El Concejo Deliberante aprobó una Ordenanza creada por los concejales Matías Canepa y Andrés Suriani. La misma faculta a la construcción de un nuevo sistema de gerenciamiento. Con tres miembros, dos del ejecutivo y una persona de la organización que nuclee a los puesteros, es decir Fundación San Miguel.  Resulta que no fueron consultados los puesteros sobre la medida, simplemente se decidió que Muratore siga al frente como representante de los puesteros. Mientras que Sebastián Vidal brilla por su ausencia y se desconoce quién sería el otro elegido del municipio para integrar el plantel.

“Es una tendencia de explotar los bienes del estado con fines de negocios para sectores privados, ya se viene haciendo porque el gerenciamiento que viene llevando la Fundación San Miguel como parte de todos los negociados de Isa durante 12 años efectivamente hizo que perdiera el carácter de mercado de abasto con función social”, repudia en PrimeroSalta la concejal Cristina Foffani.

Para la edil el mercado debería ser un espacio del Estado para que llegue la mercadería del productor al consumidor y si es necesario el Estado debe subsidiar y sostener esa función social que tiene, que no es otro que abaratar costos en los alimentos sin intermediarios.

No obstante, se sabe que hoy el mercado es lo más parecido a los persas. Se vende piratería, ropa, comida, carnes rojas, pollo, pescado,  mercadería de dudosa procedencia, menores vendiendo y artistas callejeros. Todo en el mismo lugar.

“Lejos de superar esto que fue un negociado con Muratore e Isa durante sus doce años de gestión, ahora profundizan el negocio porque deja de ser un servicio público, gerenciado como es ahora, y empieza a ser un ente que tiene su propia normativa, su propia administración y propia financiación. Estamos en definitiva, ante la mejora jurídica de un negocio que ya existe y seguramente ya debe tener nombres”, agrega Foffani.

Es decir que si está obligado a obtener sus propios recursos para auto financiarse. Podría endeudarse e hipotecar bienes, porque así se lo permite la Ordenanza. “Aquí hay intereses creados, el edificio tiene un valor muy elevado”, dispara.

En la anterior modalidad de gestión la repartición de ganancias que pudiera generar el Mercado se dividía en dos partes iguales, un 50 por ciento para el municipio y el restante para el directorio. A partir de la nueva Ordenanza esto se modifica y el nuevo gerenciamiento se queda con el 100 porcientos.  

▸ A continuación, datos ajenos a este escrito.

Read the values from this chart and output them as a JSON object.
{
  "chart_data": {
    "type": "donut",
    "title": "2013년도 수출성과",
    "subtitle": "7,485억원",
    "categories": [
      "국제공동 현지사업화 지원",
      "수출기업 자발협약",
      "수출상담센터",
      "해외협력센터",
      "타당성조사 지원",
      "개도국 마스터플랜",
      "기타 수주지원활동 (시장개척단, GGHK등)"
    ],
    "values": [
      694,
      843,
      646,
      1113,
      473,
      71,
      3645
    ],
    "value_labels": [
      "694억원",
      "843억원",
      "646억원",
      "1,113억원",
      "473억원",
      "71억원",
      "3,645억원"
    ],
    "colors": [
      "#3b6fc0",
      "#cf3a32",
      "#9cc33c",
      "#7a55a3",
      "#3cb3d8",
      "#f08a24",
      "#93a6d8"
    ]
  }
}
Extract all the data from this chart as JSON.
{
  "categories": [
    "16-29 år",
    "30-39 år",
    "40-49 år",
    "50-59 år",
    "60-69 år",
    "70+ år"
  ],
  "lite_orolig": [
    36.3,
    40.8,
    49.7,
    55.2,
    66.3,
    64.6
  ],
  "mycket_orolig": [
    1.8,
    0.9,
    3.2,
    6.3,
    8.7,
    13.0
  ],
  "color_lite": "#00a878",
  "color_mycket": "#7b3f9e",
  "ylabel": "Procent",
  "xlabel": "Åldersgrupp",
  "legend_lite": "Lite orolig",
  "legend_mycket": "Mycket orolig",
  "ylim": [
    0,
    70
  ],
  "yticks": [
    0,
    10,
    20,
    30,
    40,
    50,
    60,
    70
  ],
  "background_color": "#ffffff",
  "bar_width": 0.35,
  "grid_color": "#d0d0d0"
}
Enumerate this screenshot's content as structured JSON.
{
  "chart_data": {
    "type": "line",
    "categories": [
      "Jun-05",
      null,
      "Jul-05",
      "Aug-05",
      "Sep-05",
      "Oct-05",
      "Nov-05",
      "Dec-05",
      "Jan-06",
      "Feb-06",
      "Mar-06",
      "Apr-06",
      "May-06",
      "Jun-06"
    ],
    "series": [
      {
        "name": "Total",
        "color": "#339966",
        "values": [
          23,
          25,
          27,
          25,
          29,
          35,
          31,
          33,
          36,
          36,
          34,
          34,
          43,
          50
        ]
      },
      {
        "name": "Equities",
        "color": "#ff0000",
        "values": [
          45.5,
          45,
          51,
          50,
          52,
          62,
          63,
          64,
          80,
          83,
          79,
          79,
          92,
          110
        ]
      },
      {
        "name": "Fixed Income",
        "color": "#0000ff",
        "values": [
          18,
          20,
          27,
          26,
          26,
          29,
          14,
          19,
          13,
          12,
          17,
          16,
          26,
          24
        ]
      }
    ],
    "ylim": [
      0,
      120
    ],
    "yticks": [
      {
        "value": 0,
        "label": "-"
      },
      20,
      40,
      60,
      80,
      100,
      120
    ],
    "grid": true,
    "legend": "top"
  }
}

¿Por qué Muratore y su Fundación?


La posición de la concejal Foffani es clara y sentencia que  “con esto se busca seguir beneficiando un negocio existente entre esta persona y el gobierno municipal”. Por otra parte se le consultó al creador de la Ordenanza en cuestión, Matías Canepa al responder porque se lo elige a Muratore y su Fundación pidió no “personalizar la situación”, pese a que la misma tácitamente expresa con nombre Fundación San Miguel u otra que pudiera constituirse.

“Vamos a tener malos resultados si los puesteros no están incluidos en la administración del mismo. Si bien la porción mayoritaria la tiene el municipio con dos representantes y otra con quien hoy representa mayoritariamente y claramente a los puesteros, que es la Fundación San Miguel. Si mañana cambia la representación y es otra la que nuclea a los puesteros, pues será otra”, expresaba Canepa.

Al mismo tiempo agregaba que el nuevo directorio deberá reinvertir los ingresos, tendrían independencia para trabajar y poner en valor el Mercado, mejorar la infraestructura, la seguridad, iluminación y señalitica del lugar. “Este es el esquema normativo más adecuado y cada administración deberá dar cuenta de los resultados”.

Ante las declaraciones del concejal Canepa, la idea de una administración para poner y recuperar el valor del Mercado San Miguel, queda en duda al saber que Muratore lleva más de 6 años a cargo del mismo y no se vieron grandes avances en la organización, control, calidad e imagen del centro comercial.

En un recorrido que realizó PrimeroSalta por el Mercado San Miguel se evidencia el temor que presentan los puesteros al referirse con honestidad sobre Muratore y su gestión. Aclaran en voz baja que no fueron consultados por los ediles ni el ejecutivo si están de acuerdo con que continúe la misma fundación y en manos de José Muratore.

Vale agregar que la Ordenanza no solo es para el Mercado San Miguel, sino para mercados y mercaditos que tiene la ciudad de Salta. Todo está en esperar y ver que realmente funcione, que los mercados en capital puedan ser un atractivo primeramente para salteños y luego para turistas.